Exclusive: US astronaut tells oil industry humanity’s future depends on Stem

Col Alfred Worden speaking at the Adipec conference.
Col Alfred Worden speaking at the Adipec conference.

The “future of humanity” depends on generating enthusiasm for Stem subjects among kids, a US astronaut said at a major oil industry event.

Colonel Alfred Worden said mankind would ultimately have to find “somewhere else” to live as earth’s resources become depleted.

Col Worden was the command module pilot for the Apollo 15 lunar mission in 1971 and is one of only 24 people to have flown to the Moon.

He said the Stem students of today will “design, build and operate” the space crafts used in future missions for “securing the future of humanity”.

“We are all teachers,” he said. “We’ve got kids who need great education and it’s our duty to excite kids about Stem.”

The term “Stem” refers to the academic disciplines of science, technology, engineering and mathematics.

Speaking at the Adipec conference in Abu Dhabi, Col Worden also said the oil industry would continue to play a vital role in space travel.

“We do not go to space without fuel,” he said. “To get to space we need what’s down there” in reservoirs.

He also spoke glowingly of the UAE leadership’s ambitious plans for space missions.

UAE is preparing to send an unmanned probe to Mars by 2021 − the Arab world’s first mission to the “red planet”.

The Gulf state has also revealed plans to build the first city on Mars in 2117.

Col Worden said “no one country” was going to get to Mars by going it alone.

But he said the UAE would be a great “focal point” for the mission, on the basis that the state “transcends East and West more than anywhere else”.

He said a trip to Mars would be a “catalyst” for new technology development, just as the Apollo programme had been.

“The technology that helped us get to the moon was the same technology that made the US successful commercially over next 10 years,” Col Worden said.

“We’ve not seen that kind of thrust over the last few years. But now things have gone full circle and we’re talking about the technology we need to go to Mars.

“That will depend on students in Stem programmes today. They’re going to be developing the space craft we will be using in future.

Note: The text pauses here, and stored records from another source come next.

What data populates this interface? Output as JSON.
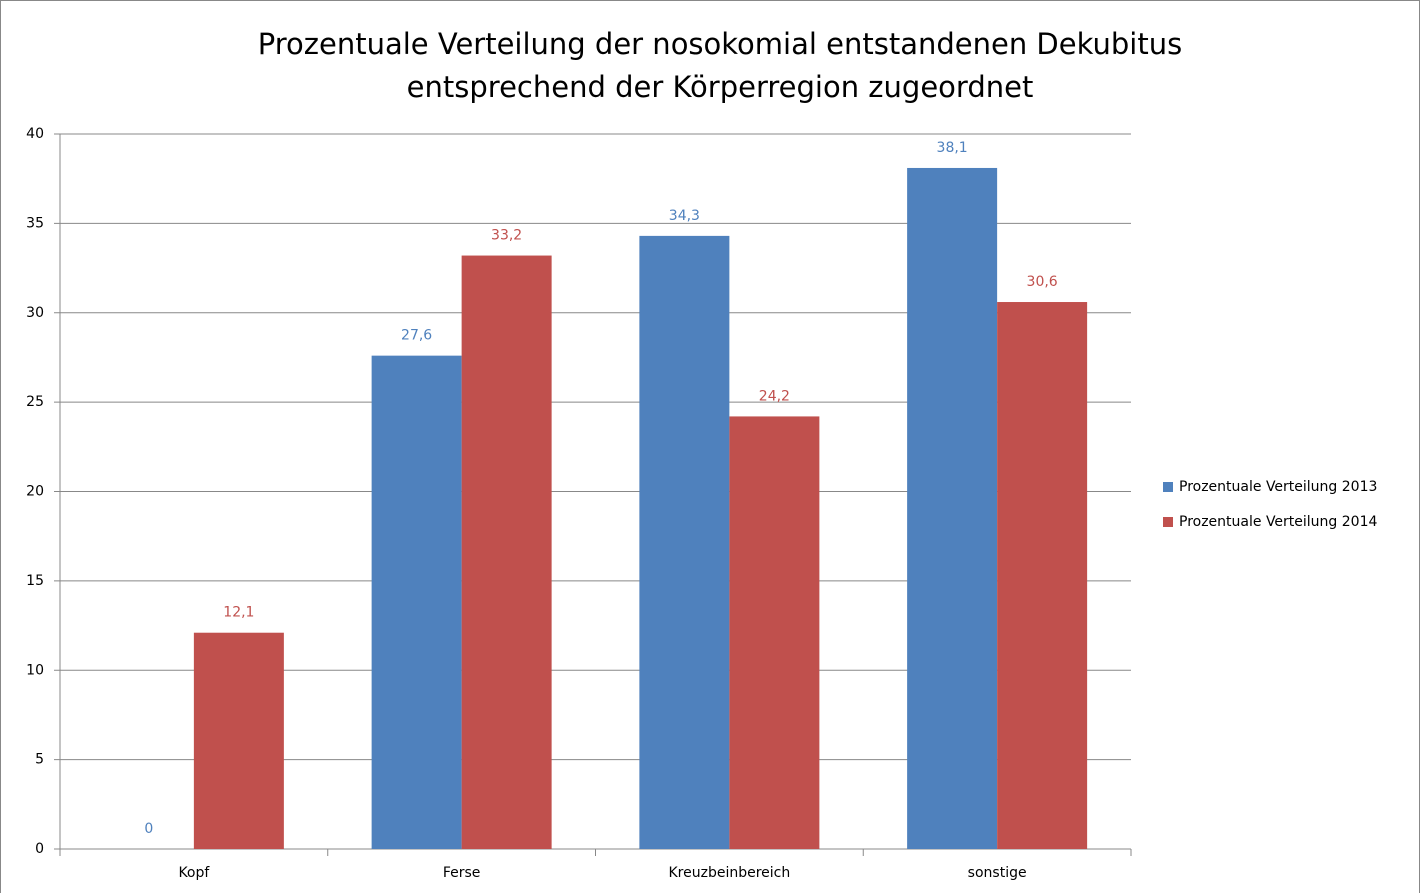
{
  "chart_data": {
    "type": "bar",
    "title": [
      "Prozentuale Verteilung der nosokomial entstandenen Dekubitus",
      "entsprechend der Körperregion zugeordnet"
    ],
    "categories": [
      "Kopf",
      "Ferse",
      "Kreuzbeinbereich",
      "sonstige"
    ],
    "series": [
      {
        "name": "Prozentuale Verteilung 2013",
        "color": "#4f81bd",
        "values": [
          0,
          27.6,
          34.3,
          38.1
        ],
        "value_labels": [
          "0",
          "27,6",
          "34,3",
          "38,1"
        ]
      },
      {
        "name": "Prozentuale Verteilung 2014",
        "color": "#c0504d",
        "values": [
          12.1,
          33.2,
          24.2,
          30.6
        ],
        "value_labels": [
          "12,1",
          "33,2",
          "24,2",
          "30,6"
        ]
      }
    ],
    "ylim": [
      0,
      40
    ],
    "yticks": [
      0,
      5,
      10,
      15,
      20,
      25,
      30,
      35,
      40
    ],
    "grid": true,
    "legend": "right"
  }
}
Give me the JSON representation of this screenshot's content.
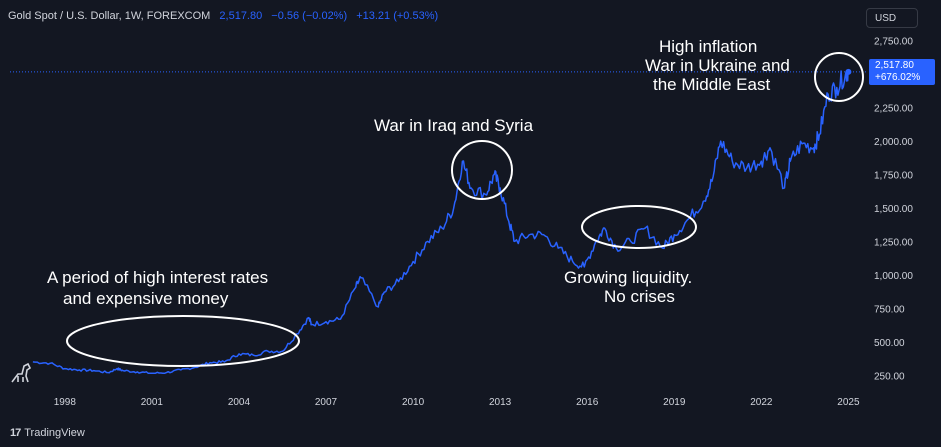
{
  "header": {
    "title": "Gold Spot / U.S. Dollar, 1W, FOREXCOM",
    "price": "2,517.80",
    "change": "−0.56 (−0.02%)",
    "change2": "+13.21 (+0.53%)"
  },
  "currency": "USD",
  "price_tag": {
    "price": "2,517.80",
    "pct": "+676.02%"
  },
  "footer": {
    "logo": "17",
    "brand": "TradingView"
  },
  "colors": {
    "line": "#2962ff",
    "bg": "#131722",
    "text": "#d1d4dc",
    "annotation": "#ffffff"
  },
  "chart_data": {
    "type": "line",
    "title": "Gold Spot / U.S. Dollar, 1W, FOREXCOM",
    "xlabel": "",
    "ylabel": "",
    "xlim": [
      1996.8,
      2025.4
    ],
    "ylim": [
      140,
      2830
    ],
    "x_ticks": [
      "1998",
      "2001",
      "2004",
      "2007",
      "2010",
      "2013",
      "2016",
      "2019",
      "2022",
      "2025"
    ],
    "y_ticks": [
      "250.00",
      "500.00",
      "750.00",
      "1,000.00",
      "1,250.00",
      "1,500.00",
      "1,750.00",
      "2,000.00",
      "2,250.00",
      "2,750.00"
    ],
    "series": [
      {
        "name": "Gold Spot / U.S. Dollar",
        "x": [
          1996.9,
          1997.5,
          1998.0,
          1998.5,
          1999.0,
          1999.5,
          1999.8,
          2000.0,
          2000.5,
          2001.0,
          2001.5,
          2002.0,
          2002.5,
          2003.0,
          2003.5,
          2004.0,
          2004.5,
          2005.0,
          2005.5,
          2006.0,
          2006.4,
          2006.5,
          2007.0,
          2007.5,
          2008.0,
          2008.2,
          2008.8,
          2009.0,
          2009.5,
          2010.0,
          2010.5,
          2011.0,
          2011.4,
          2011.7,
          2012.0,
          2012.5,
          2012.8,
          2013.0,
          2013.3,
          2013.5,
          2014.0,
          2014.5,
          2015.0,
          2015.5,
          2015.9,
          2016.3,
          2016.6,
          2017.0,
          2017.5,
          2018.0,
          2018.6,
          2019.0,
          2019.5,
          2020.0,
          2020.3,
          2020.6,
          2021.0,
          2021.5,
          2022.0,
          2022.3,
          2022.8,
          2023.0,
          2023.4,
          2023.8,
          2024.0,
          2024.3,
          2024.6,
          2024.9,
          2025.0
        ],
        "values": [
          350,
          340,
          300,
          290,
          285,
          270,
          300,
          285,
          275,
          265,
          270,
          290,
          310,
          345,
          350,
          410,
          400,
          430,
          430,
          560,
          680,
          630,
          650,
          670,
          900,
          980,
          760,
          870,
          950,
          1100,
          1250,
          1350,
          1500,
          1850,
          1650,
          1600,
          1750,
          1650,
          1400,
          1250,
          1300,
          1300,
          1200,
          1100,
          1060,
          1250,
          1350,
          1200,
          1250,
          1350,
          1200,
          1300,
          1420,
          1550,
          1700,
          2000,
          1850,
          1800,
          1850,
          1950,
          1650,
          1850,
          1980,
          1950,
          2050,
          2350,
          2400,
          2500,
          2517
        ]
      }
    ],
    "annotations": [
      {
        "text": [
          "A period of high interest rates",
          "and expensive money"
        ]
      },
      {
        "text": [
          "War in Iraq and Syria"
        ]
      },
      {
        "text": [
          "Growing liquidity.",
          "No crises"
        ]
      },
      {
        "text": [
          "High inflation",
          "War in Ukraine and",
          "the Middle East"
        ]
      }
    ]
  }
}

“So we need to do more to excite kids. Stem is being encouraged and required around the world again.”

Col Worden was also asked whether the deaths of three astronauts in a fire at Cape Kennedy in 1967 dented his trust in the programme.

He said: “When you have a few successful flights everyone gets complacent.

“The best time to fly an aircraft is just after a crash because everyone is out with the magnifying glasses making sure everything is okay.”